If you were like a large corporation or university, you might have an ISP setup to handle multipath routing for end-users. Multipath can route to/from the same IP address over multiple paths. But this isn't the scenario here, because it isnt' the same IP address on each connection.
In the setup described here, with 2 standard ADSL connections, you will have two different IP addresses. Many ISPs are turning on source address verification, which means you can't spoof the source address on one line to match that of the other. Keep in mind it only takes ONE hop in the entire route that has source address verification turned on to break your spoofing setup (this isn't as much of an issue if you are using the same ISP for both circuits, because they will both have all the same hops).
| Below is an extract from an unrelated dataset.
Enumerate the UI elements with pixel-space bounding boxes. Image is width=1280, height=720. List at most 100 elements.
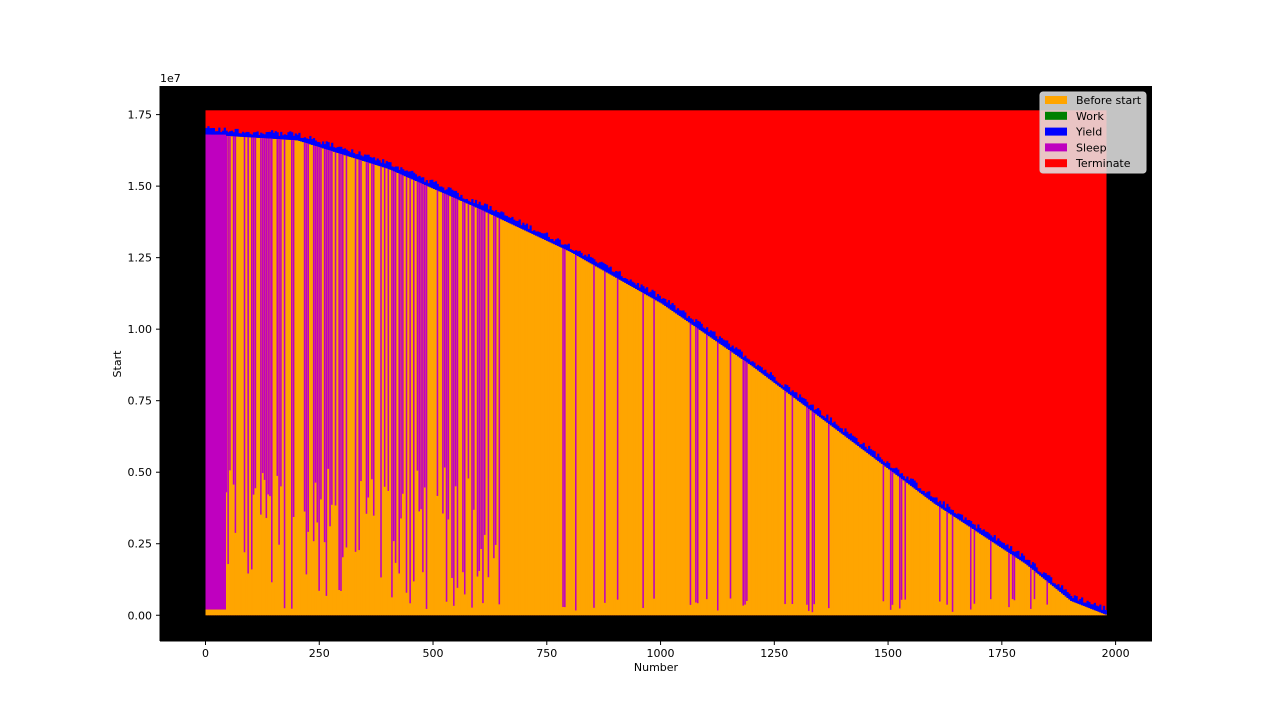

Even with separate IP addresses, you can still load balance between them. However, you can't load balance a single TCP session over two IP addresses (well, you can, but a lot of software will tear down the connection if you try it). You can encapsulate your TCP connections into a UDP VPN that is load balanced over the two circuits, but as I already described you will end up getting only minimal gains due to the latency and overhead of wrapping the packets. If he was uploading lots of small, individual files, he could be simultaneously uploading different files on each connection. However, he seems to be dealing with large individual files, so load balancing over two public IP addresses wont help in this case.
Jon Pruente wrote:
On Tue, May 6, 2008 at 9:37 PM, Greg Brooks [email protected] wrote:
Anyone successfully used link aggregation to combine two ADSL lines for greater outbound bandwidth?
Wouldn't it be feasible to use a router machine between the home PC and the DSL lines? Use two outbound NICs and set the router to load balance between them for the 3rd internal NIC. I don't really see a technical reason why it's as complicated as people are making it out to be. By the very nature of TCP/IP packets can take multiple paths. You just want to force half one way and half the other. That's not a big deal to do, IMHO.